Media should both be for profit and form of artistic expression as audience can entertain themselves with different shows, movies etc. You can also make lots of money by working in the media industry. However, creativity is very important as the audience wouldn't be as entertained if shows that similar storylines, which would be boring so the media should create new and better content so that audience won't get tedious.
7) How do cultural industry companies minimise their risks and maximise their profits? (Clue: your work on Industries - Ownership and control will help here)
Cultural industries minimise their risks by vertical integration.

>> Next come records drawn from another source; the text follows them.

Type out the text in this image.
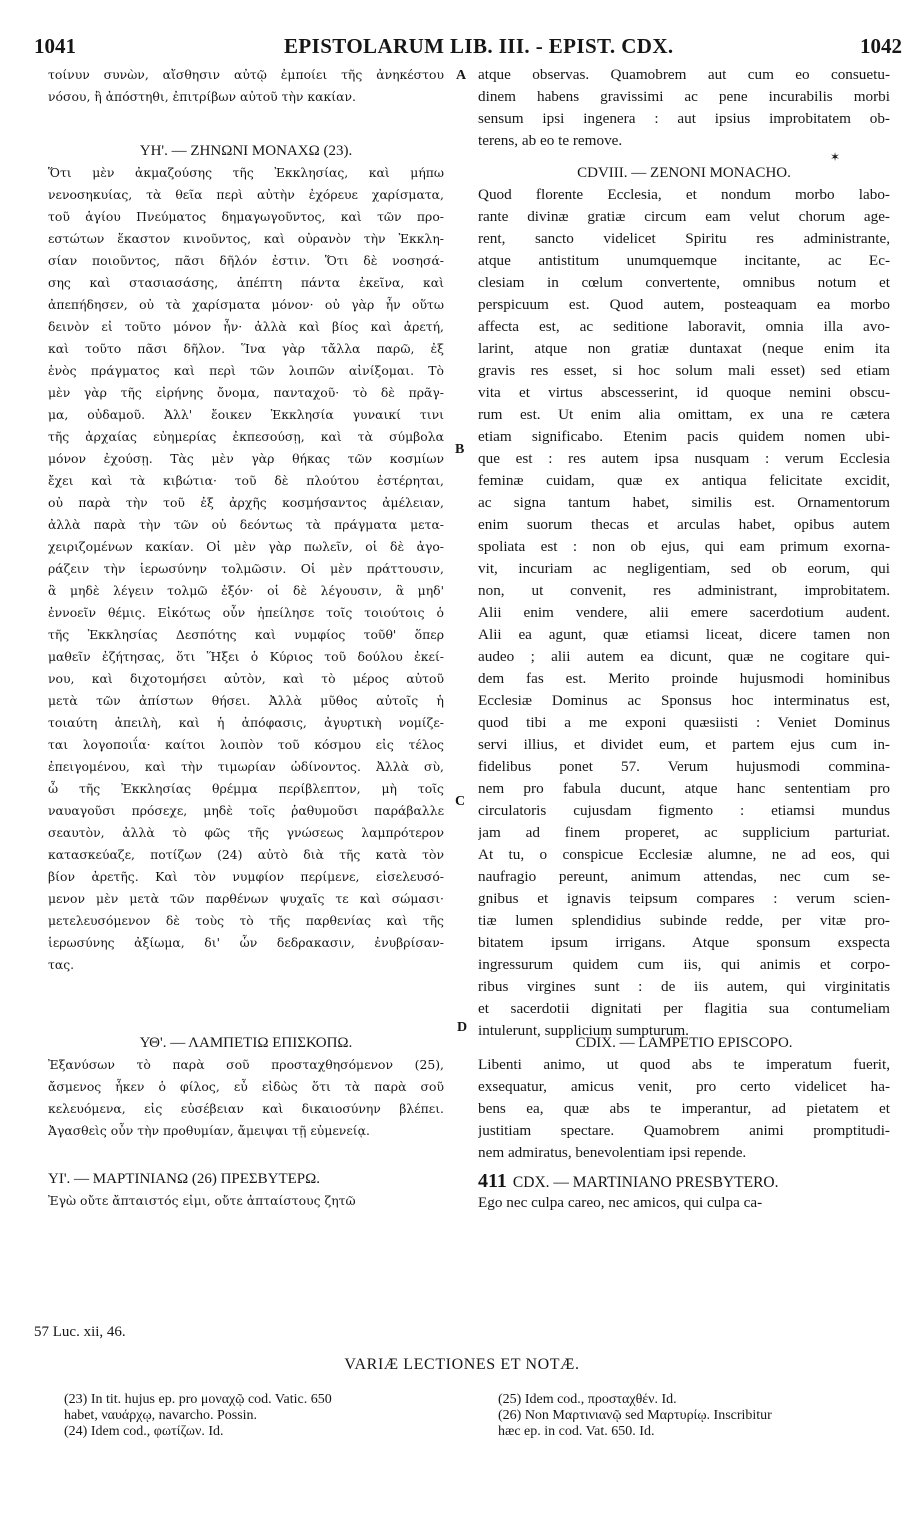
1041	EPISTOLARUM LIB. III. - EPIST. CDX.	1042
τοίνυν συνὼν, αἴσθησιν αὐτῷ ἐμποίει τῆς ἀνηκέστου
νόσου, ἢ ἀπόστηθι, ἐπιτρίβων αὐτοῦ τὴν κακίαν.
ΥΗ'. — ΖΗΝΩΝΙ ΜΟΝΑΧΩ (23).
Ὅτι μὲν ἀκμαζούσης τῆς Ἐκκλησίας, καὶ μήπω
νενοσηκυίας, τὰ θεῖα περὶ αὐτὴν ἐχόρευε χαρίσματα,
τοῦ ἁγίου Πνεύματος δημαγωγοῦντος, καὶ τῶν προ-
εστώτων ἕκαστον κινοῦντος, καὶ οὐρανὸν τὴν Ἐκκλη-
σίαν ποιοῦντος, πᾶσι δῆλόν ἐστιν. Ὅτι δὲ νοσησά-
σης καὶ στασιασάσης, ἀπέπτη πάντα ἐκεῖνα, καὶ
ἀπεπήδησεν, οὐ τὰ χαρίσματα μόνον· οὐ γὰρ ἦν οὕτω
δεινὸν εἰ τοῦτο μόνον ἦν· ἀλλὰ καὶ βίος καὶ ἀρετή,
καὶ τοῦτο πᾶσι δῆλον. Ἵνα γὰρ τἄλλα παρῶ, ἐξ
ἑνὸς πράγματος καὶ περὶ τῶν λοιπῶν αἰνίξομαι. Τὸ
μὲν γὰρ τῆς εἰρήνης ὄνομα, πανταχοῦ· τὸ δὲ πρᾶγ-
μα, οὐδαμοῦ. Ἀλλ' ἔοικεν Ἐκκλησία γυναικί τινι
τῆς ἀρχαίας εὐημερίας ἐκπεσούσῃ, καὶ τὰ σύμβολα
μόνον ἐχούσῃ. Τὰς μὲν γὰρ θήκας τῶν κοσμίων
ἔχει καὶ τὰ κιβώτια· τοῦ δὲ πλούτου ἐστέρηται,
οὐ παρὰ τὴν τοῦ ἐξ ἀρχῆς κοσμήσαντος ἀμέλειαν,
ἀλλὰ παρὰ τὴν τῶν οὐ δεόντως τὰ πράγματα μετα-
χειριζομένων κακίαν. Οἱ μὲν γὰρ πωλεῖν, οἱ δὲ ἀγο-
ράζειν τὴν ἱερωσύνην τολμῶσιν. Οἱ μὲν πράττουσιν,
ἃ μηδὲ λέγειν τολμῶ ἐξόν· οἱ δὲ λέγουσιν, ἃ μηδ'
ἐννοεῖν θέμις. Εἰκότως οὖν ἠπείλησε τοῖς τοιούτοις ὁ
τῆς Ἐκκλησίας Δεσπότης καὶ νυμφίος τοῦθ' ὅπερ
μαθεῖν ἐζήτησας, ὅτι Ἥξει ὁ Κύριος τοῦ δούλου ἐκεί-
νου, καὶ διχοτομήσει αὐτὸν, καὶ τὸ μέρος αὐτοῦ
μετὰ τῶν ἀπίστων θήσει. Ἀλλὰ μῦθος αὐτοῖς ἡ
τοιαύτη ἀπειλὴ, καὶ ἡ ἀπόφασις, ἀγυρτικὴ νομίζε-
ται λογοποιΐα· καίτοι λοιπὸν τοῦ κόσμου εἰς τέλος
ἐπειγομένου, καὶ τὴν τιμωρίαν ὠδίνοντος. Ἀλλὰ σὺ,
ὦ τῆς Ἐκκλησίας θρέμμα περίβλεπτον, μὴ τοῖς
ναυαγοῦσι πρόσεχε, μηδὲ τοῖς ῥαθυμοῦσι παράβαλλε
σεαυτὸν, ἀλλὰ τὸ φῶς τῆς γνώσεως λαμπρότερον
κατασκεύαζε, ποτίζων (24) αὐτὸ διὰ τῆς κατὰ τὸν
βίον ἀρετῆς. Καὶ τὸν νυμφίον περίμενε, εἰσελευσό-
μενον μὲν μετὰ τῶν παρθένων ψυχαῖς τε καὶ σώμασι·
μετελευσόμενον δὲ τοὺς τὸ τῆς παρθενίας καὶ τῆς
ἱερωσύνης ἀξίωμα, δι' ὧν δεδρακασιν, ἐνυβρίσαν-
τας.
ΥΘ'. — ΛΑΜΠΕΤΙΩ ΕΠΙΣΚΟΠΩ.
Ἐξανύσων τὸ παρὰ σοῦ προσταχθησόμενον (25),
ἄσμενος ἧκεν ὁ φίλος, εὖ εἰδὼς ὅτι τὰ παρὰ σοῦ
κελευόμενα, εἰς εὐσέβειαν καὶ δικαιοσύνην βλέπει.
Ἀγασθεὶς οὖν τὴν προθυμίαν, ἄμειψαι τῇ εὐμενείᾳ.
ΥΙ'. — ΜΑΡΤΙΝΙΑΝΩ (26) ΠΡΕΣΒΥΤΕΡΩ.
Ἐγὼ οὔτε ἄπταιστός εἰμι, οὔτε ἀπταίστους ζητῶ
atque observas. Quamobrem aut cum eo consuetu-
dinem habens gravissimi ac pene incurabilis morbi
sensum ipsi ingenera : aut ipsius improbitatem ob-
terens, ab eo te remove.
CDVIII. — ZENONI MONACHO.
Quod florente Ecclesia, et nondum morbo labo-
rante divinæ gratiæ circum eam velut chorum age-
rent, sancto videlicet Spiritu res administrante,
atque antistitum unumquemque incitante, ac Ec-
clesiam in cœlum convertente, omnibus notum et
perspicuum est. Quod autem, posteaquam ea morbo
affecta est, ac seditione laboravit, omnia illa avo-
larint, atque non gratiæ duntaxat (neque enim ita
gravis res esset, si hoc solum mali esset) sed etiam
vita et virtus abscesserint, id quoque nemini obscu-
rum est. Ut enim alia omittam, ex una re cætera
etiam significabo. Etenim pacis quidem nomen ubi-
que est : res autem ipsa nusquam : verum Ecclesia
feminæ cuidam, quæ ex antiqua felicitate excidit,
ac signa tantum habet, similis est. Ornamentorum
enim suorum thecas et arculas habet, opibus autem
spoliata est : non ob ejus, qui eam primum exorna-
vit, incuriam ac negligentiam, sed ob eorum, qui
non, ut convenit, res administrant, improbitatem.
Alii enim vendere, alii emere sacerdotium audent.
Alii ea agunt, quæ etiamsi liceat, dicere tamen non
audeo ; alii autem ea dicunt, quæ ne cogitare qui-
dem fas est. Merito proinde hujusmodi hominibus
Ecclesiæ Dominus ac Sponsus hoc interminatus est,
quod tibi a me exponi quæsiisti : Veniet Dominus
servi illius, et dividet eum, et partem ejus cum in-
fidelibus ponet 57. Verum hujusmodi commina-
nem pro fabula ducunt, atque hanc sententiam pro
circulatoris cujusdam figmento : etiamsi mundus
jam ad finem properet, ac supplicium parturiat.
At tu, o conspicue Ecclesiæ alumne, ne ad eos, qui
naufragio pereunt, animum attendas, nec cum se-
gnibus et ignavis teipsum compares : verum scien-
tiæ lumen splendidius subinde redde, per vitæ pro-
bitatem ipsum irrigans. Atque sponsum exspecta
ingressurum quidem cum iis, qui animis et corpo-
ribus virgines sunt : de iis autem, qui virginitatis
et sacerdotii dignitati per flagitia sua contumeliam
intulerunt, supplicium sumpturum.
CDIX. — LAMPETIO EPISCOPO.
Libenti animo, ut quod abs te imperatum fuerit,
exsequatur, amicus venit, pro certo videlicet ha-
bens ea, quæ abs te imperantur, ad pietatem et
justitiam spectare. Quamobrem animi promptitudi-
nem admiratus, benevolentiam ipsi repende.
411 CDX. — MARTINIANO PRESBYTERO.
Ego nec culpa careo, nec amicos, qui culpa ca-
A
B
C
D
✶
57 Luc. xii, 46.
VARIÆ LECTIONES ET NOTÆ.
(23) In tit. hujus ep. pro μοναχῷ cod. Vatic. 650
habet, ναυάρχῳ, navarcho. Possin.
(24) Idem cod., φωτίζων. Id.
(25) Idem cod., προσταχθέν. Id.
(26) Non Μαρτινιανῷ sed Μαρτυρίῳ. Inscribitur
hæc ep. in cod. Vat. 650. Id.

8) Do you agree that the way the cultural industries operate reflects the inequalities and injustices of wider society? Should the content creators, the creative minds behind media products, be better rewarded for their work?
I agree that the way the cultural industries function reflects the disparities in society at large because many of the people who work in them receive little to no recognition or compensation, while the actors who play the lead roles in the films receive all the respect and attention from the public. In other industries, on the other hand, the people who create the products would go largely unnoticed even if the product itself became very successful.
9) Listen and read the transcript to the opening 9 minutes of the Freakonomics podcast - No Hollywood Ending for the Visual-Effects Industry. Why has the visual effects industry suffered despite the huge budgets for most Hollywood movies?
The goal of visual effects in its early years was to complete the work as soon as possible. Though the VFX studios were generating large sums of money on a picture, by the mid to late 2000s, they had signed fixed contracts with the film companies. This meant that the studios might not even be making any money at all.
10) What is commodification?
Commodification is turning everything into something that can be bought or sold.
11) Do you agree with the argument that while there are a huge number of media texts created, they fail to reflect the diversity of people or opinion in wider society?
I agree to this statement as some religions/races are being under recognised. Even in the news, whenever an important matter arises in a country, it is not recognised due to media not spreading awareness to the world. It's mostly the government that stops matters from spreading around on media and media producers naively leave some information out instead of sharing it. Media texts created probably have failed to reflect diversity as they are biased, stereotypical and discriminate races due to society nowadays.
12) How does Hesmondhalgh suggest the cultural industries have changed? Identify the three most significant developments and explain why you think they are the most important.
- Cultural industries are no longer seen as second to the ‘real’ economy. Some are actually vast global businesses.
- Traditions of public ownership and regulation have been dismantled
- Huge increase in the amount companies spend on advertising which has helped to fuel the growth of the cultural industries.